From: Alexander Aring <aahringo@redhat.com>
To: cluster-devel.redhat.com
Subject: [Cluster-devel] [PATCHv5 v5.13-rc1 dlm/next 04/15] fs: dlm: reconnect if socket error report occurs
Date: Fri, 14 May 2021 20:35:38 -0400 [thread overview]
Message-ID: <20210515003549.1118171-5-aahringo@redhat.com> (raw)
In-Reply-To: <20210515003549.1118171-1-aahringo@redhat.com>
This patch will change the reconnect handling that if an error occurs
if a socket error callback is occurred. This will also handle reconnects
in a non blocking connecting case which is currently missing.
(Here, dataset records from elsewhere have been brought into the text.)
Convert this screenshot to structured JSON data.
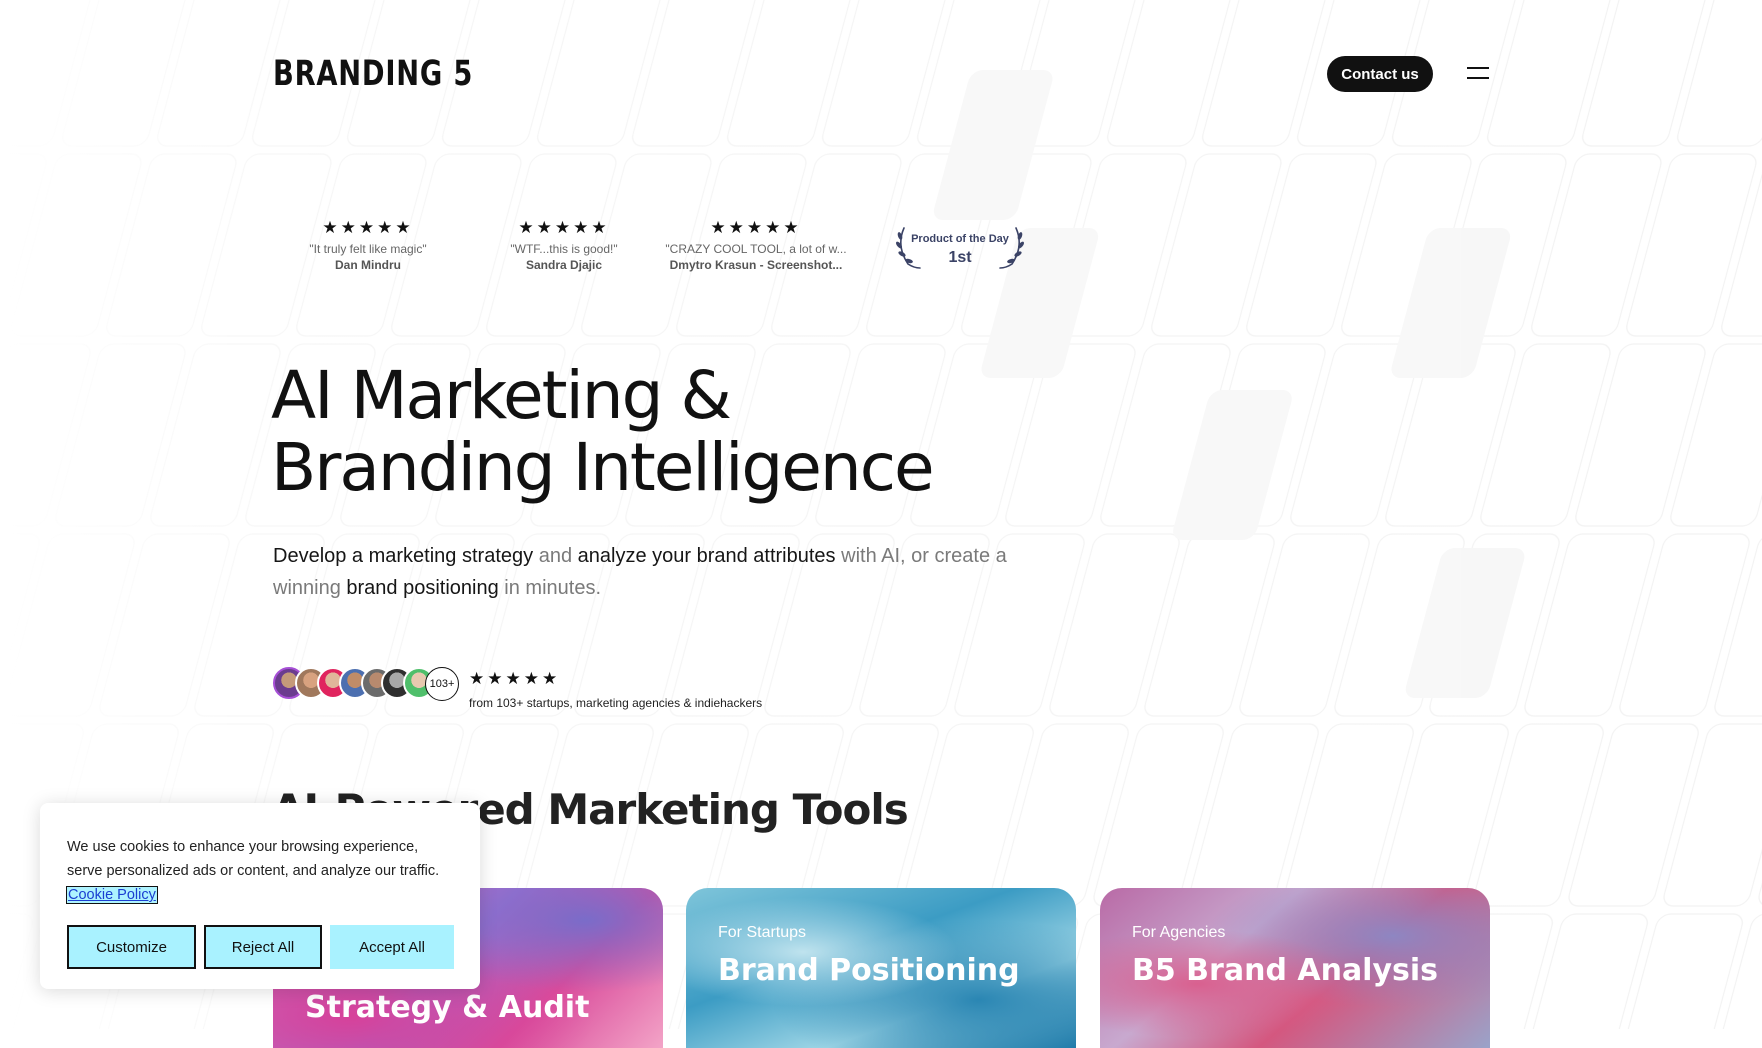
{
  "header": {
    "logo": "BRANDING 5",
    "contact_label": "Contact us",
    "menu_icon": "hamburger-menu-icon"
  },
  "reviews": [
    {
      "stars": "★★★★★",
      "rating": 5,
      "quote": "\"It truly felt like magic\"",
      "author": "Dan Mindru"
    },
    {
      "stars": "★★★★★",
      "rating": 5,
      "quote": "\"WTF...this is good!\"",
      "author": "Sandra Djajic"
    },
    {
      "stars": "★★★★★",
      "rating": 5,
      "quote": "\"CRAZY COOL TOOL, a lot of w...",
      "author": "Dmytro Krasun - Screenshot..."
    }
  ],
  "badge": {
    "label": "Product of the Day",
    "rank": "1st"
  },
  "hero": {
    "title_line1": "AI Marketing &",
    "title_line2": "Branding Intelligence",
    "sub": {
      "p1": "Develop a marketing strategy",
      "p2": " and ",
      "p3": "analyze your brand attributes",
      "p4": " with AI, or create a winning ",
      "p5": "brand positioning",
      "p6": " in minutes."
    }
  },
  "social_proof": {
    "avatar_count": "103+",
    "stars": "★★★★★",
    "rating": 5,
    "text": "from 103+ startups, marketing agencies & indiehackers"
  },
  "section": {
    "title": "AI-Powered Marketing Tools"
  },
  "cards": [
    {
      "eyebrow": "",
      "title": "Strategy & Audit"
    },
    {
      "eyebrow": "For Startups",
      "title": "Brand Positioning"
    },
    {
      "eyebrow": "For Agencies",
      "title": "B5 Brand Analysis"
    }
  ],
  "cookie": {
    "message": "We use cookies to enhance your browsing experience, serve personalized ads or content, and analyze our traffic.",
    "policy_link": "Cookie Policy",
    "customize": "Customize",
    "reject": "Reject All",
    "accept": "Accept All"
  },
  "colors": {
    "text": "#141414",
    "muted": "#7a7a7a",
    "button_dark": "#111111",
    "cookie_button": "#a9f2ff",
    "badge_text": "#3b4366"
  }
}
If error
ECONNREFUSED is reported we delay the reconnect by one second.
Signed-off-by: Alexander Aring <aahringo@redhat.com>
---
fs/dlm/lowcomms.c | 60 ++++++++++++++++++++++++++++++-----------------
1 file changed, 39 insertions(+), 21 deletions(-)
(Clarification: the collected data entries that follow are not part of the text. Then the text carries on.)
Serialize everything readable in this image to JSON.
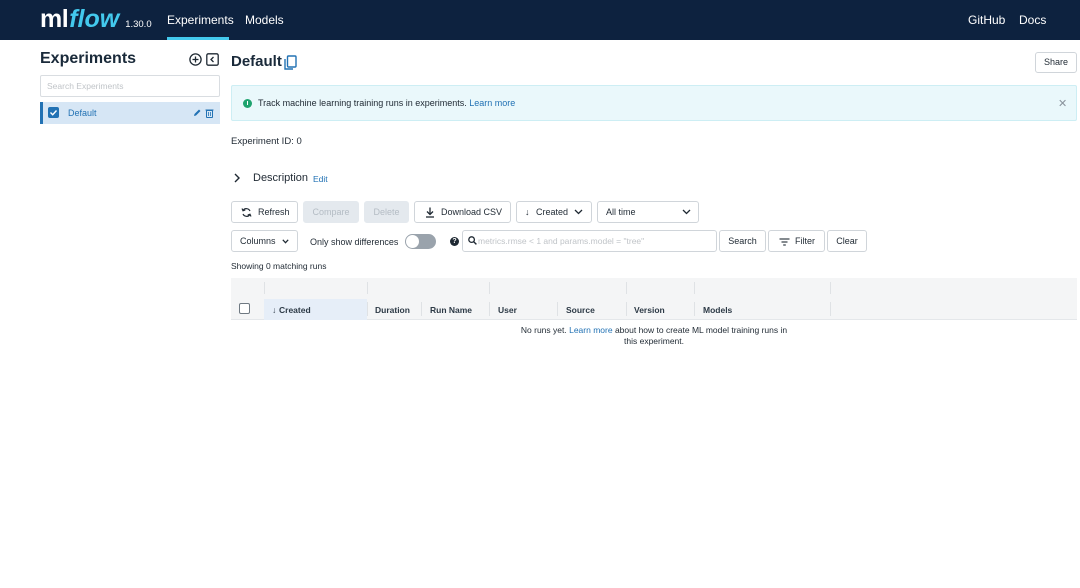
{
  "nav": {
    "logo_ml": "ml",
    "logo_flow": "flow",
    "version": "1.30.0",
    "links": [
      "Experiments",
      "Models"
    ],
    "right_links": [
      "GitHub",
      "Docs"
    ],
    "active": "Experiments",
    "accent_color": "#43c9ed",
    "bg_color": "#0d223f"
  },
  "sidebar": {
    "title": "Experiments",
    "search_placeholder": "Search Experiments",
    "experiments": [
      {
        "name": "Default",
        "checked": true
      }
    ]
  },
  "main": {
    "title": "Default",
    "share_label": "Share",
    "banner": {
      "text": "Track machine learning training runs in experiments.",
      "link": "Learn more"
    },
    "experiment_id_label": "Experiment ID:",
    "experiment_id": "0",
    "description_label": "Description",
    "description_edit": "Edit",
    "toolbar": {
      "refresh": "Refresh",
      "compare": "Compare",
      "delete": "Delete",
      "download_csv": "Download CSV",
      "sort": "Created",
      "time_range": "All time",
      "columns": "Columns",
      "only_show_differences": "Only show differences",
      "search_placeholder": "metrics.rmse < 1 and params.model = \"tree\"",
      "search": "Search",
      "filter": "Filter",
      "clear": "Clear"
    },
    "matching_runs": "Showing 0 matching runs",
    "table": {
      "columns": [
        "Created",
        "Duration",
        "Run Name",
        "User",
        "Source",
        "Version",
        "Models"
      ],
      "empty_pre": "No runs yet.",
      "empty_link": "Learn more",
      "empty_post": "about how to create ML model training runs in this experiment."
    }
  }
}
diff --git a/fs/dlm/lowcomms.c b/fs/dlm/lowcomms.c
index 4944aef24aa5..051f22dbb83a 100644
--- a/fs/dlm/lowcomms.c
+++ b/fs/dlm/lowcomms.c
@@ -79,6 +79,8 @@ struct connection {
#define CF_CLOSING 8
#define CF_SHUTDOWN 9
#define CF_CONNECTED 10
+#define CF_RECONNECT 11
+#define CF_DELAY_CONNECT 12
struct list_head writequeue; /* List of outgoing writequeue_entries */
spinlock_t writequeue_lock;
void (*connect_action) (struct connection *); /* What to do to connect */
@@ -87,6 +89,7 @@ struct connection {
#define MAX_CONNECT_RETRIES 3
struct hlist_node list;
struct connection *othercon;
+ struct connection *sendcon;
struct work_struct rwork; /* Receive workqueue */
struct work_struct swork; /* Send workqueue */
wait_queue_head_t shutdown_wait; /* wait for graceful shutdown */
@@ -585,6 +588,22 @@ static void lowcomms_error_report(struct sock *sk)
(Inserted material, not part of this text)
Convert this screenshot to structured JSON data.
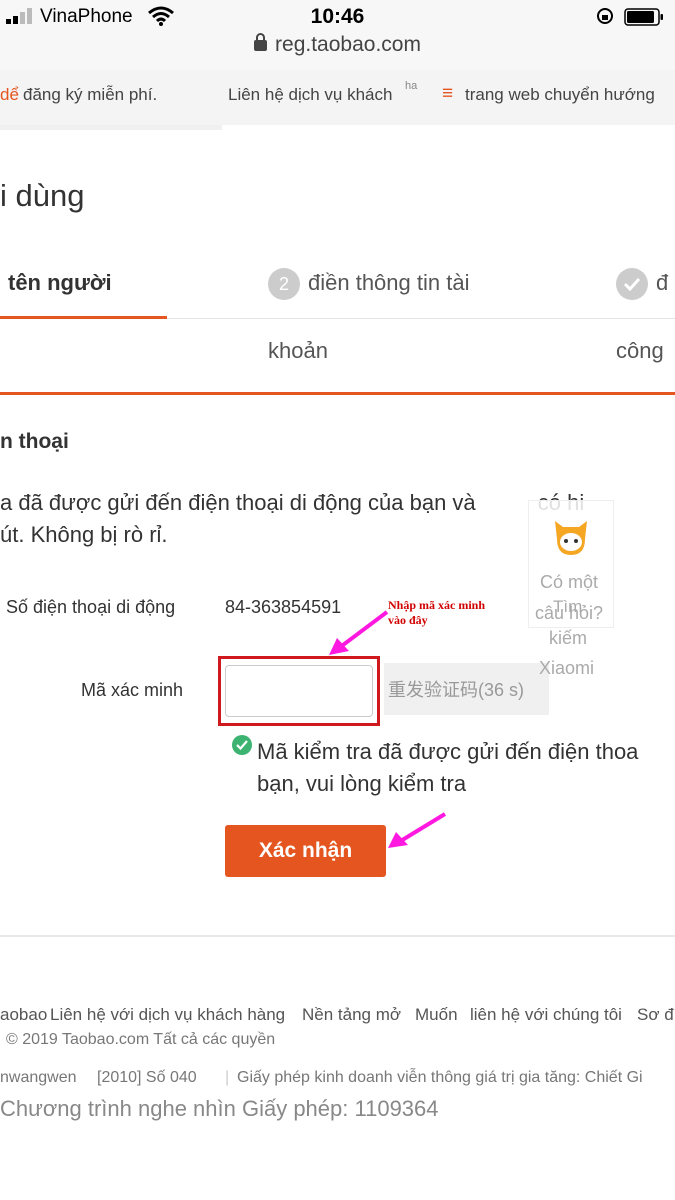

dlm_config.ci_tcp_port, sk->sk_err,
sk->sk_err_soft);
}
+
+ /* below sendcon only handling */
+ if (test_bit(CF_IS_OTHERCON, &con->flags))
+ con = con->sendcon;
+
+ switch (sk->sk_err) {
+ case ECONNREFUSED:
+ set_bit(CF_DELAY_CONNECT, &con->flags);
+ break;
+ default:
+ break;
+ }
+
+ if (!test_and_set_bit(CF_RECONNECT, &con->flags))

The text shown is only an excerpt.